The term “noise trader” seems to have emerged in the mid-1980s. It was coined by Albert Kyle and Fischer Black, and it refers to a stock trader who lacks access to inside information and, as a result, makes irrational investment decisions. A noise trader is a stock trader who adds liquidity to the market without distorting valuations, according to the efficient market hypothesis. Put in another way, a noise trader is one who does not use fundamental data. As a result, they tend to have poor timing, and they usually follow market trends. They tend to overreact to news about the market.

While the success rate of an individual noise trader may be poor, a market actually requires a degree of noise trading. Prices in a market tend to become fully revealing without sufficient noise trading. In a completely efficient market, it is impossible to profit; noise traders are thus the “losers” who prompt informed traders to profit.

Noise trader risk

Noise traders trust the movements of others over the fundamentals of the market or a particular company or stock. They usually mimic other investors, even when those investors are erring. The result is that they put themselves in risky positions.

Noise traders tend to rely on poor sources of information, including minor and anecdotal news, the daily chatter of financial media, and minor vibrations in the market. Some of these are caused by noise traders themselves and are a result of erratic behavior.

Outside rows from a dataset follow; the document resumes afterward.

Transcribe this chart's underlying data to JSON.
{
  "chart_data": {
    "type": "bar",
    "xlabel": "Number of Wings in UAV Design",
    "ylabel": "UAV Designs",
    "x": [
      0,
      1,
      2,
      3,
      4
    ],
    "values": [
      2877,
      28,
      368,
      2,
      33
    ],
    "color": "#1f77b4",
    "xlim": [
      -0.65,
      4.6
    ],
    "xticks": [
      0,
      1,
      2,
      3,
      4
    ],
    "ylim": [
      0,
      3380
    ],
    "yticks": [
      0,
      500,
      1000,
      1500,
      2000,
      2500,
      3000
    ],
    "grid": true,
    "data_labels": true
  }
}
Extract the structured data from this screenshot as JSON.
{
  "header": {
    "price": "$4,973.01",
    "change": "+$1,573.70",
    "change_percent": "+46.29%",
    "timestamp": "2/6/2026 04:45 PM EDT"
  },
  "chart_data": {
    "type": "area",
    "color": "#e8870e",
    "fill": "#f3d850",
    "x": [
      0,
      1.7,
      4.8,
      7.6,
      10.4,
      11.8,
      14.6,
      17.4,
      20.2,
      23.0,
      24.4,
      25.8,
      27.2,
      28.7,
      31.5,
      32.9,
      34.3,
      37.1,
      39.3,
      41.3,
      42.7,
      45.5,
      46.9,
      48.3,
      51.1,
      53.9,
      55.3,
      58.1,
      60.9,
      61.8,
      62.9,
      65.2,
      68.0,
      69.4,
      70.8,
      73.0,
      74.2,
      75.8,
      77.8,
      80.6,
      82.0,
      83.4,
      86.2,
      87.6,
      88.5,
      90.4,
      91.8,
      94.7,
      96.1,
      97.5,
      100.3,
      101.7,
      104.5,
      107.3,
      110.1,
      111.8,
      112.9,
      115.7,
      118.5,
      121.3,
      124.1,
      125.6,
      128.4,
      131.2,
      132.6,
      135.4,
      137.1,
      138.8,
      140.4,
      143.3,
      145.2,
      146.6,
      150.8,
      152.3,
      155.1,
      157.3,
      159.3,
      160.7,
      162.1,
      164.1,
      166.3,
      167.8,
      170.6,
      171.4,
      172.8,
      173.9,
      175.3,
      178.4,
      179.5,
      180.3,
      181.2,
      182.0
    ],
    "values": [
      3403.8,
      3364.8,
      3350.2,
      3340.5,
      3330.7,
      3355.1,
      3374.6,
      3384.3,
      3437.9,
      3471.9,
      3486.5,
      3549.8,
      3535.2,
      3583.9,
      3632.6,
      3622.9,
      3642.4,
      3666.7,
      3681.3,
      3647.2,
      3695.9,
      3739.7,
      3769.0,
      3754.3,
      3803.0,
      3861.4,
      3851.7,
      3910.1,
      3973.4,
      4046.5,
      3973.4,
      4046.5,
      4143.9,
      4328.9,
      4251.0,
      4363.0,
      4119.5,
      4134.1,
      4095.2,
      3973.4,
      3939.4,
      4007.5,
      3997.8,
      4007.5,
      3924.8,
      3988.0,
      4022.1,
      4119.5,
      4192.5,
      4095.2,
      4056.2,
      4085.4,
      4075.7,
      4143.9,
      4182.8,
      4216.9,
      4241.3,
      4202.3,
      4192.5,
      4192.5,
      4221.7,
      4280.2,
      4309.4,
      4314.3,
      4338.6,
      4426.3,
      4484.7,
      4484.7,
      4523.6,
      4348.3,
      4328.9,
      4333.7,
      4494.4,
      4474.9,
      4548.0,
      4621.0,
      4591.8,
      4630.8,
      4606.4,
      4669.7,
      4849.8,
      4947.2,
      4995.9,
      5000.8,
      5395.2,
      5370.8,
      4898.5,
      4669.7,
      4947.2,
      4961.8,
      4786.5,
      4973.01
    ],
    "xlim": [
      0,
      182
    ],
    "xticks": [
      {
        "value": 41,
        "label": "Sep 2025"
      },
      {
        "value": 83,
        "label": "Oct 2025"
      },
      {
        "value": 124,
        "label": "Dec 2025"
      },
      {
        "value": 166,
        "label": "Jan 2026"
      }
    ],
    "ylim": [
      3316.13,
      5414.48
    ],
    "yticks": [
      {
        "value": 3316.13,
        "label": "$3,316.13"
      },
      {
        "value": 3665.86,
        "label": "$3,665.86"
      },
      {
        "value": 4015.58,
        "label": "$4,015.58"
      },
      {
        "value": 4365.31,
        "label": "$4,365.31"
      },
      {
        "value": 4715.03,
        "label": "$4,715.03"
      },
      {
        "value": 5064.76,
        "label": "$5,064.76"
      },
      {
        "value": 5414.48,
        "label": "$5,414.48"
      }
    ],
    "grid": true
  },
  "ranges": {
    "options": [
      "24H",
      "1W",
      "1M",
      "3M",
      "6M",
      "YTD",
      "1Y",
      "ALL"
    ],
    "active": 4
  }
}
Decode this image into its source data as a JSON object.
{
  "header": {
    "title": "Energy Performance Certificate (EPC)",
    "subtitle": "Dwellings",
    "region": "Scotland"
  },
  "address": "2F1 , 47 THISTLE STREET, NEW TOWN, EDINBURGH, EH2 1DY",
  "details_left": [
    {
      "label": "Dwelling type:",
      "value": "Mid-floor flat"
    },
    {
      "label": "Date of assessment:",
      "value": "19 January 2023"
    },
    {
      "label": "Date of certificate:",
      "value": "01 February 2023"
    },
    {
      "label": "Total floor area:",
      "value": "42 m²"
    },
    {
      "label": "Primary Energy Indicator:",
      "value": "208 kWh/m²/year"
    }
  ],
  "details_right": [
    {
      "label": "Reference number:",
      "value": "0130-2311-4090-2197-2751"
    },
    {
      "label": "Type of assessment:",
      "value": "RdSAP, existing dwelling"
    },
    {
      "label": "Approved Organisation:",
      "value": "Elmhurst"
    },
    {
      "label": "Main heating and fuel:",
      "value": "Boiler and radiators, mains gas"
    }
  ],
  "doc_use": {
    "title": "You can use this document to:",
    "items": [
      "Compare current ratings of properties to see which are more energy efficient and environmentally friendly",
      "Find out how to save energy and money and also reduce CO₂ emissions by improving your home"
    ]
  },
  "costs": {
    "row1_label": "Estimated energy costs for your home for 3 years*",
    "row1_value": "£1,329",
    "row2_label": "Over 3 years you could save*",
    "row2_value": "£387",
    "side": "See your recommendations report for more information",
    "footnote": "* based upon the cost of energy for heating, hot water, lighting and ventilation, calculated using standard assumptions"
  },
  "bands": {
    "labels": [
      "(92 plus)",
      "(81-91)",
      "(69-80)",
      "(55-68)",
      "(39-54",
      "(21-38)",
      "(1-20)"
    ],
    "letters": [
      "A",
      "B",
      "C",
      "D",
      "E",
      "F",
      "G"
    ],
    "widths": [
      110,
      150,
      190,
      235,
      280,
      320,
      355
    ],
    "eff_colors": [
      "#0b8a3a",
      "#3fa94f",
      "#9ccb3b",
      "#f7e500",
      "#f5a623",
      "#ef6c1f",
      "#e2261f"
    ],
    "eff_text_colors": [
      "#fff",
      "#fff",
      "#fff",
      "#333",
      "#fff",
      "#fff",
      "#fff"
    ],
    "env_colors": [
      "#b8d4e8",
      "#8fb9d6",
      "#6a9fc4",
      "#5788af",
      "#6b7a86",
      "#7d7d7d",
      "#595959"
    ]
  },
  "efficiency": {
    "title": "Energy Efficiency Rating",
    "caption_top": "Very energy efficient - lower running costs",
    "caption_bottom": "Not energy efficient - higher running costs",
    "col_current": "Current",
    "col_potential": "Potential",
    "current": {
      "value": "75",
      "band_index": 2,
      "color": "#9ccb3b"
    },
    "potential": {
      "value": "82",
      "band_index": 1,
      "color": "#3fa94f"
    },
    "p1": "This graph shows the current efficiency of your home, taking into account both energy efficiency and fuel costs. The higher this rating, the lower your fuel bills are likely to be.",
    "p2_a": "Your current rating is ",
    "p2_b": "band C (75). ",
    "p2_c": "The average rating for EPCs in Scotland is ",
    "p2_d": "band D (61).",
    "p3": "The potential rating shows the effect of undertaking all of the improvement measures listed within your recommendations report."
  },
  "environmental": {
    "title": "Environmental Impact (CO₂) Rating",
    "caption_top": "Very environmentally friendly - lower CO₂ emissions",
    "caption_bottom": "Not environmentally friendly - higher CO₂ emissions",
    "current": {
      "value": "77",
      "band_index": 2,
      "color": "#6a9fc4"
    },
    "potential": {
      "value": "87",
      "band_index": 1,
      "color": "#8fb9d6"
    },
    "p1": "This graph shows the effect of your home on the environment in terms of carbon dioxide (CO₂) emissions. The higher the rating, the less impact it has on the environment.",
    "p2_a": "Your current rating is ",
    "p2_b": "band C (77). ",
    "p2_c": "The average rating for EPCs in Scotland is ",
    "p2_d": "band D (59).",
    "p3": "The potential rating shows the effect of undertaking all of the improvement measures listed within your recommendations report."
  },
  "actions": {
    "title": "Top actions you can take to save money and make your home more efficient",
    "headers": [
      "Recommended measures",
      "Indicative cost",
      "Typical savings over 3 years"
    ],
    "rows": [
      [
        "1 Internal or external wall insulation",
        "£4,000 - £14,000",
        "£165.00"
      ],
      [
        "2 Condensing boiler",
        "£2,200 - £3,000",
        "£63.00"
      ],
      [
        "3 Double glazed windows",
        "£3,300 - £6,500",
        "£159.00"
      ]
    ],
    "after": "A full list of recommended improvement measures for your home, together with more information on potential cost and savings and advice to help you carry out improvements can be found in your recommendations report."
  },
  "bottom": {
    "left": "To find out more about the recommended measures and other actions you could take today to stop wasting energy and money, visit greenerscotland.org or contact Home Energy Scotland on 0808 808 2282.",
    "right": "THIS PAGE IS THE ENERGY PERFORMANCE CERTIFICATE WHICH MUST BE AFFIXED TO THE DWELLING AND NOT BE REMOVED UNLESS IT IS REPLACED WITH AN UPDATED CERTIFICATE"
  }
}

Many noise traders are overtraders as well, meaning that they spend time completing an excessive number of trades relative to the profit they could bring in. While this adds liquidity to markets by boosting the transaction volume, creating a solid presence of counterparts for buy and sell orders, it tends not to benefit the individual trader. It can also bring market excesses into one area of the market or another. Noise traders tend to have a short-term impact on market activity, but as the time horizon of an investment increases, the effect of noise trading becomes less prominent.